Data Preparation and Structure for Customer Identity Building using Machine Learning

3 min read

identity prepapration

The number of marketing channels that a customer can interact with when engaging with a brand is compounding every year. Additionally, with the advent of IoT, the number of devices a customer interacts with is also numerous. This results in that the most valuable customer data is often trapped in silos that are difficult to access by marketers. 

Impenetrable silos, scattered customer data, device, and channel proliferation — altogether compound the problem of ‘Customer Identity’. To solve this problem marketers have adopted technology solutions that come in their way as applied analytics, predictive models, and machine learning. 

To understand how machine learning is applied to customer identity building and resolution, we have broken the material into two articles. This is the first of them which explains what we do with data coming into FirstHive from different sources. 

We will be focussing on 

  • Different data components contribute to the high quality of data.
  • Data Preparation

Before we deep dive into the application of machine learning to customer identity, there are other steps that add to the quality of algorithms that we rely on. These are the data components that add structure and cohesiveness to a Customer Identity. Also, using the right data infrastructure and aligning large data sets contributes to building the customer identity.

Data Components and Structure

Unique Identifier

Most often unique identifiers are also referred to as customer data identity criteria. These identifiers are defined by their accuracy, preciseness, reliability, and scalability. Imagine you have 7 different data sets streaming into your CDP from other databases. How would you identify if a customer in one database is also there is another? This problem is resolved with the use of a ‘unique identifier’ attributed to each customer. 

Each database provides a different set of unique identifiers. 

Personal Identifiable Information (PIIs): Some of the common ones are different PII formats such as user ID, email ID, national IDs, credit card numbers, etc. 

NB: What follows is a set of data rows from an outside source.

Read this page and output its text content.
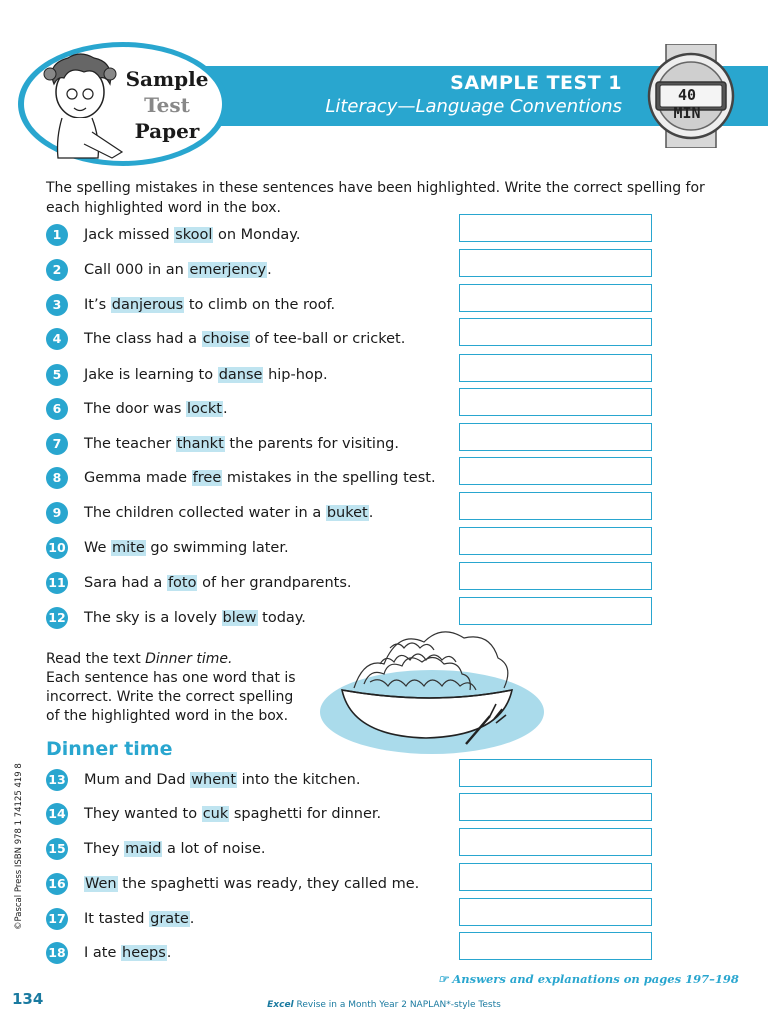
SAMPLE TEST 1
Literacy—Language Conventions
Sample
Test
Paper
40 MIN
The spelling mistakes in these sentences have been highlighted. Write the correct spelling for each highlighted word in the box.
1	Jack missed skool on Monday.
2	Call 000 in an emerjency.
3	It’s danjerous to climb on the roof.
4	The class had a choise of tee-ball or cricket.
5	Jake is learning to danse hip-hop.
6	The door was lockt.
7	The teacher thankt the parents for visiting.
8	Gemma made free mistakes in the spelling test.
9	The children collected water in a buket.
10 We mite go swimming later.
11 Sara had a foto of her grandparents.
12 The sky is a lovely blew today.
Read the text Dinner time.
Each sentence has one word that is incorrect. Write the correct spelling of the highlighted word in the box.
Dinner time
13 Mum and Dad whent into the kitchen.
14 They wanted to cuk spaghetti for dinner.
15 They maid a lot of noise.
16 Wen the spaghetti was ready, they called me.
17 It tasted grate.
18 I ate heeps.
©Pascal Press ISBN 978 1 74125 419 8
134
☞ Answers and explanations on pages 197–198
Excel Revise in a Month Year 2 NAPLAN*-style Tests
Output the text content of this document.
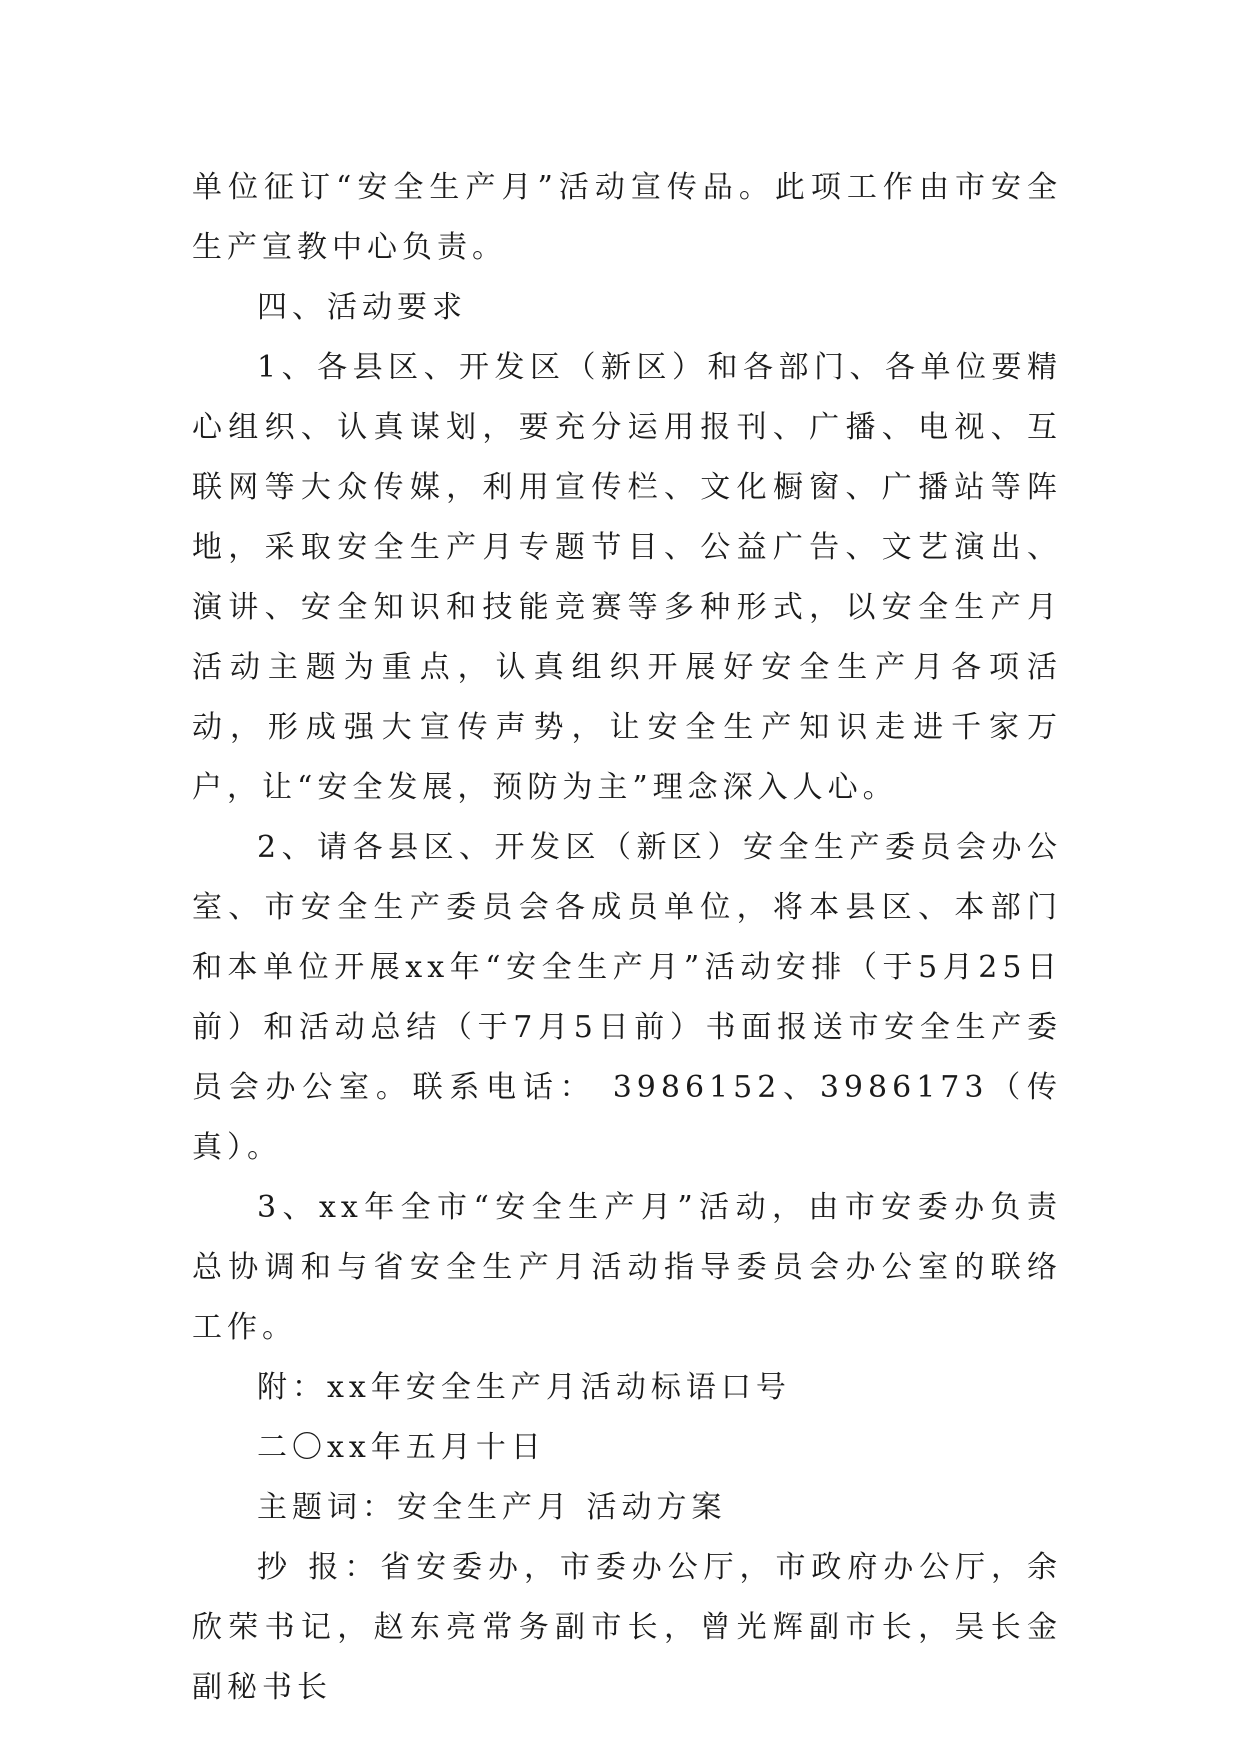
单位征订“安全生产月”活动宣传品。此项工作由市安全生产宣教中心负责。

四、活动要求

1、各县区、开发区（新区）和各部门、各单位要精心组织、认真谋划，要充分运用报刊、广播、电视、互联网等大众传媒，利用宣传栏、文化橱窗、广播站等阵地，采取安全生产月专题节目、公益广告、文艺演出、演讲、安全知识和技能竞赛等多种形式，以安全生产月活动主题为重点，认真组织开展好安全生产月各项活动，形成强大宣传声势，让安全生产知识走进千家万户，让“安全发展，预防为主”理念深入人心。

2、请各县区、开发区（新区）安全生产委员会办公室、市安全生产委员会各成员单位，将本县区、本部门和本单位开展xx年“安全生产月”活动安排（于5月25日前）和活动总结（于7月5日前）书面报送市安全生产委员会办公室。联系电话： 3986152、3986173（传真）。

3、xx年全市“安全生产月”活动，由市安委办负责总协调和与省安全生产月活动指导委员会办公室的联络工作。

附：xx年安全生产月活动标语口号

二〇xx年五月十日

主题词：安全生产月 活动方案

抄 报：省安委办，市委办公厅，市政府办公厅，余欣荣书记，赵东亮常务副市长，曾光辉副市长，吴长金副秘书长
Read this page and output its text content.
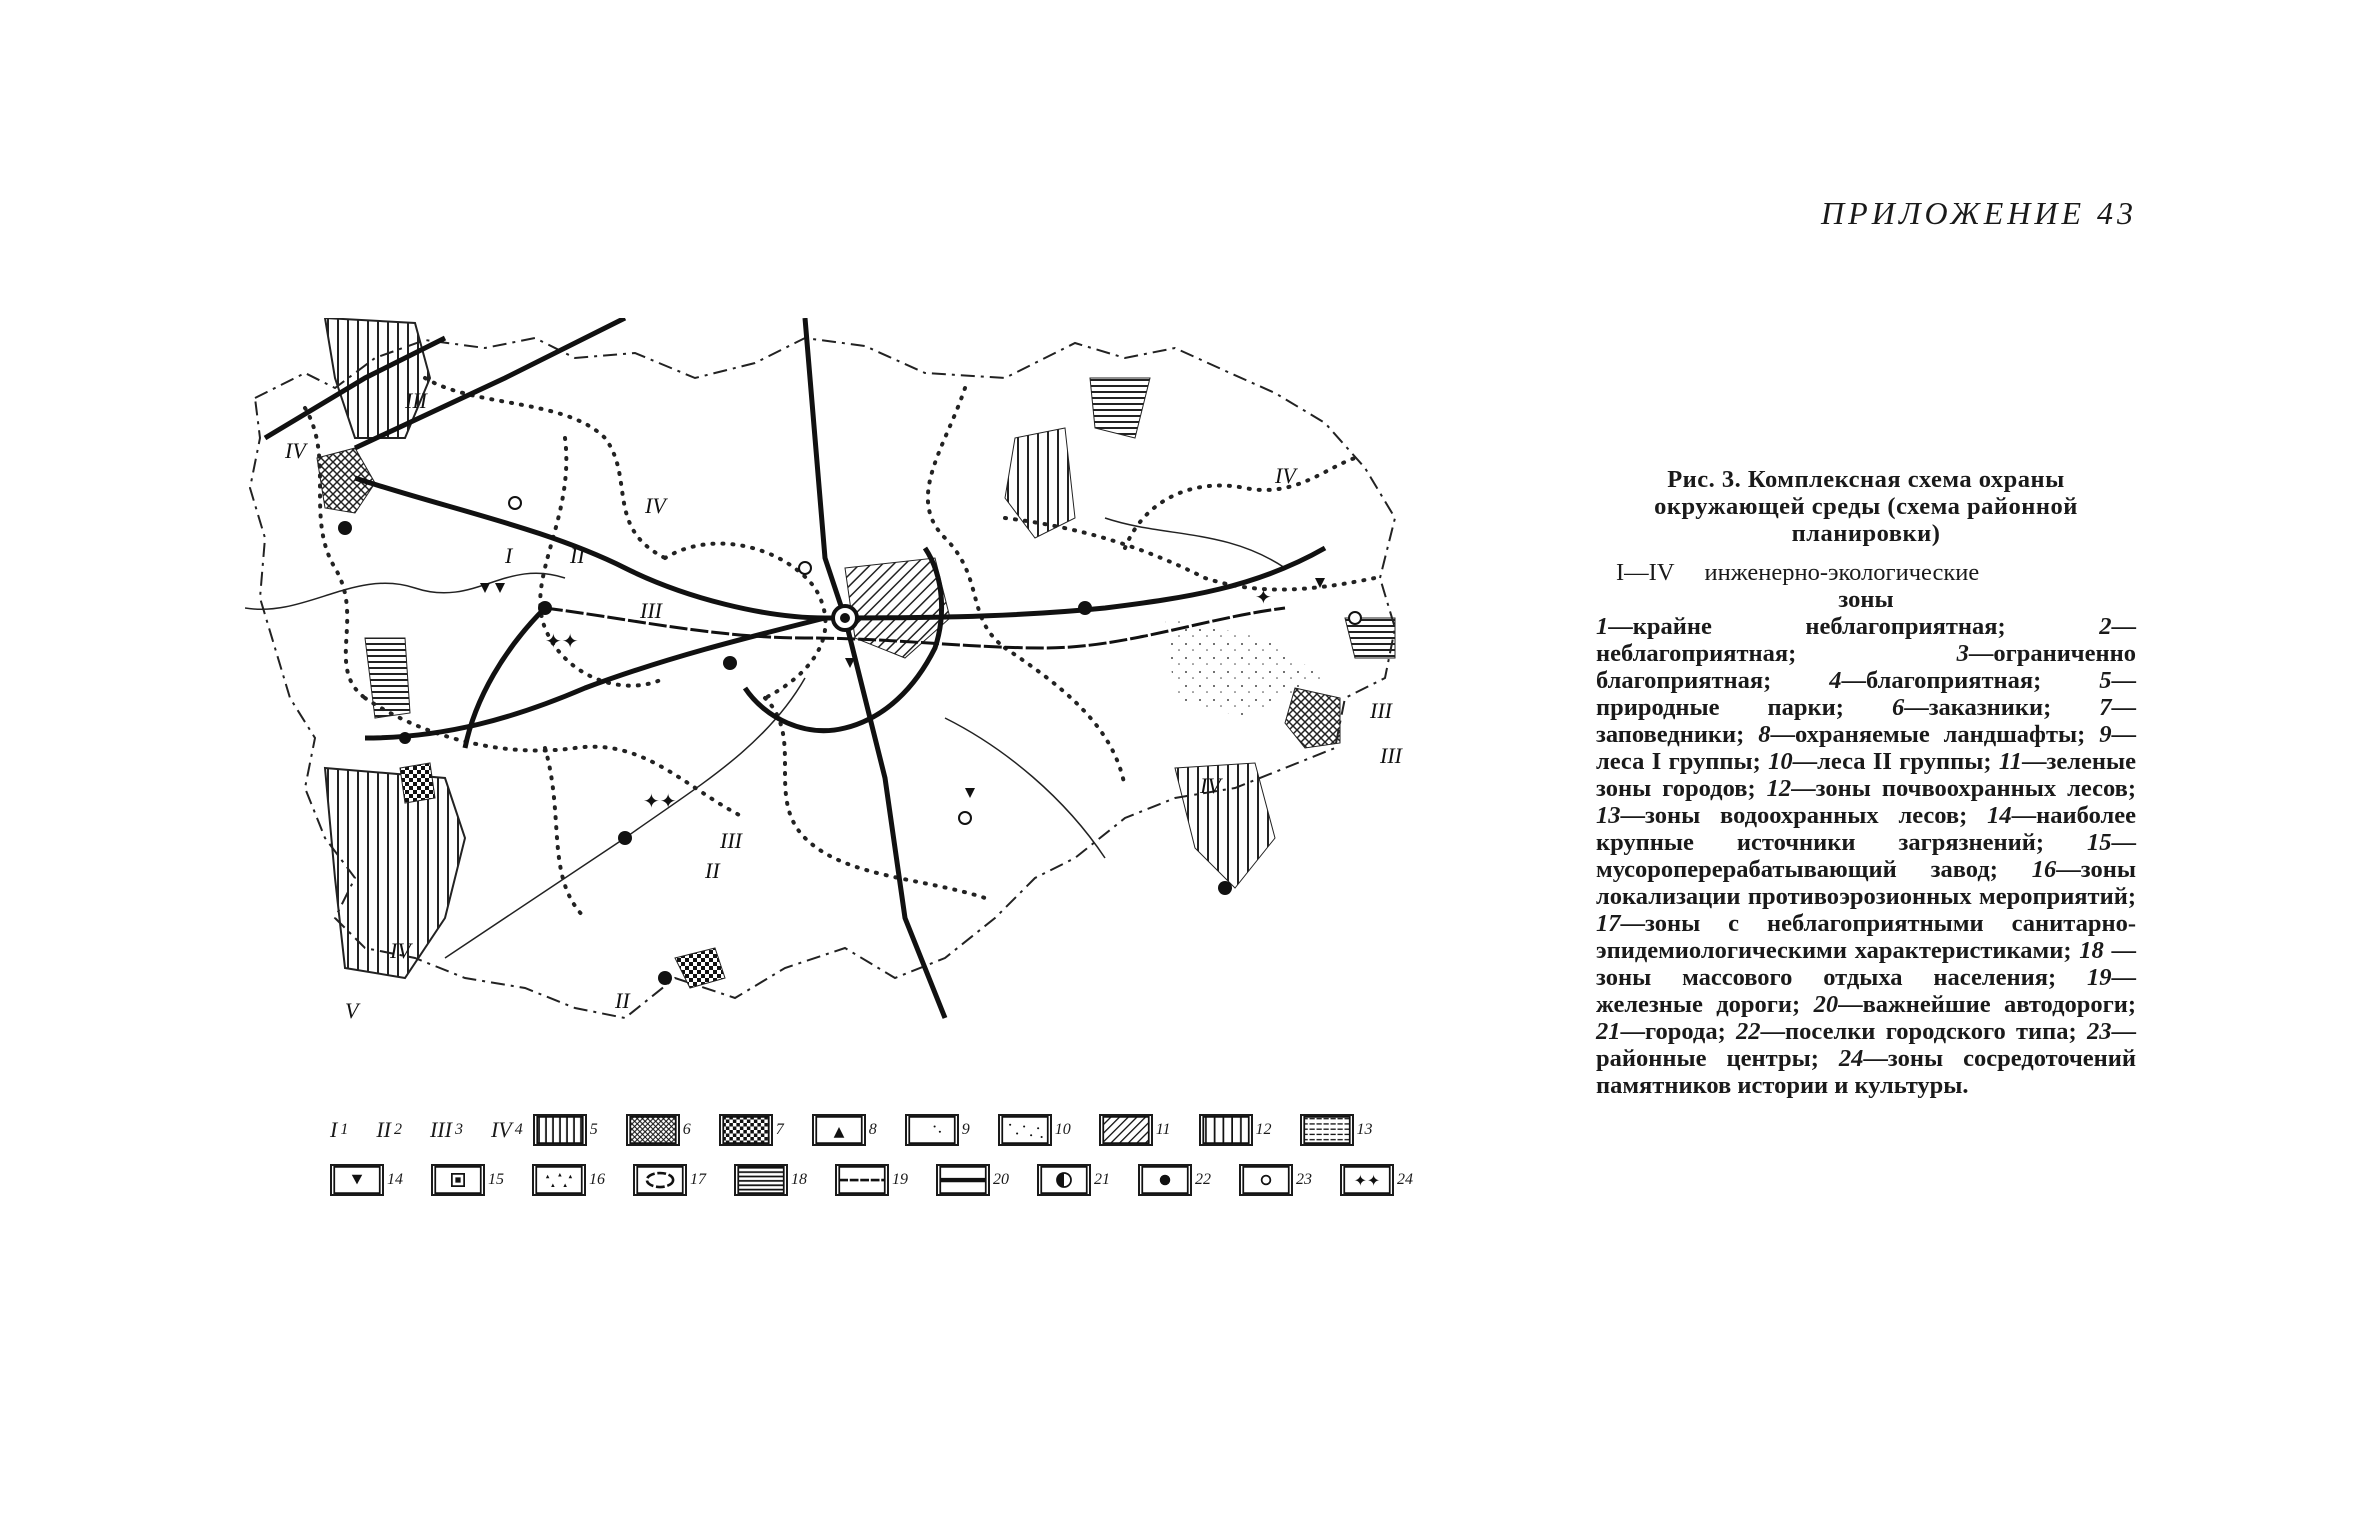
ПРИЛОЖЕНИЕ 43
✦✦
✦✦
✦
III
IV
I	II
III
IV
IV
III
III
IV
III
II
IV
II
V
I 1 II 2 III 3 IV 4	5	6	7	▲ 8	9	10	11	12	13
14	15	16	17	18	19	20	21	22	23 ✦✦ 24
Рис. 3. Комплексная схема охраны окружающей среды (схема районной планировки)
I—IV инженерно-экологические
зоны
1—крайне неблагоприятная; 2—неблагоприятная; 3—ограниченно благоприятная; 4—благоприятная; 5—природные парки; 6—заказники; 7—заповедники; 8—охраняемые ландшафты; 9—леса I группы; 10—леса II группы; 11—зеленые зоны городов; 12—зоны почвоохранных лесов; 13—зоны водоохранных лесов; 14—наиболее крупные источники загрязнений; 15—мусороперерабатывающий завод; 16—зоны локализации противоэрозионных мероприятий; 17—зоны с неблагоприятными санитарно-эпидемиологическими характеристиками; 18 — зоны массового отдыха населения; 19—железные дороги; 20—важнейшие автодороги; 21—города; 22—поселки городского типа; 23—районные центры; 24—зоны сосредоточений памятников истории и культуры.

Anonymous IDs: Unique identifiers could also be in anonymous formats that are not provided by the customer, but are collected by different marketing systems and interfaces. These combine third-party cookie IDs, device IDs, CRM IDs, serial numbers, hash functions, IP addresses, and offline IDs that enrich the customer profile. 

Data Connectors

Every data point pertaining to a customer sits in a standalone database or marketing system. Extracting every single, relevant data point from each system and attributing it to the customer ID is the role of a data connector. Multiple identifiers for a given customer profile are stored together and further used as internal identifiers. These internal identifiers are matched together that form the data connectors. 

Data connectors are used for other processes that come in the way of data ingestion and data preparation. Data matching, clustering, blocking, pairing, and scoring are some of them. These micro-processes are specific to identity resolution.

Data Schema

This is the blueprint of how data is structured by each source. It helps in capturing the right data from the right hive. Unlike relational or event-stream databases, profile-based databases use these data schema to create enriched customer profiles. CDPs work towards changing the data connectors when any of the schema changes.

Data Preparation

Right from ingesting data to qualifying it into a customer profile and further activating the customer identity for marketing activities; machine learning is applied everywhere. Better data quality will help machine learning algorithms better enrich customer data. And, hence we begin the process of Data Preparation.

Data ingested into FirstHive is put through the following steps before it reaches the common database. The common database is where the creation of customer profiles and IDs begin.

Define Data Connectors: The first step is to create data connectors that enable the ingestion of data from as many sources as possible. These keep coming in different sizes of large loads, historical datasets and incremental data loads.

Data Normalization: Data redundancy is reduced or approached to complete elimination using a combination of unique identifiers. This transforms all relational and event-streaming databases into profile-based databases. 

Profile Databases: This is an indispensable part of the FirstHive CDP architecture. This not only stores PII and other information labeled by the system for basic profiling, but also captures, interactions, purchase behavior, customer history, intent and so on across all configured sources. The consolidated data is stitched into the customer profile.

Amend Data Source Schemas: The schema changes with data normalization exercises. When the process focuses on PII data relevant connectors are updated to re-calibrate the customer identity for an enriched version.

Once data is prepared for ingestion, a CDP uses ingested data for customer profile creation. Each customer identity is mapped to customer profiles using deterministic and probabilistic mapping. This runs through a wholesome process called Uniqui-fication. This involves the use of machine learning for ID stitching, data clean up, semantic tagging, data matching with blocking, clustering, and data comparison.

Use of Data Preparation in Machine Learning

Supervised machine learning algorithms work best when provided by high-quality data sets. Data Preparation process builds enormous amounts of high-quality data sets before the initial customer profile creation and ID creation begins. Unfortunately, high-quality data sets are not available in its raw form and hence the need to understand different components in the data structure and how it is cleansed as ready-to-use data inputs for a machine learning activity to roll down.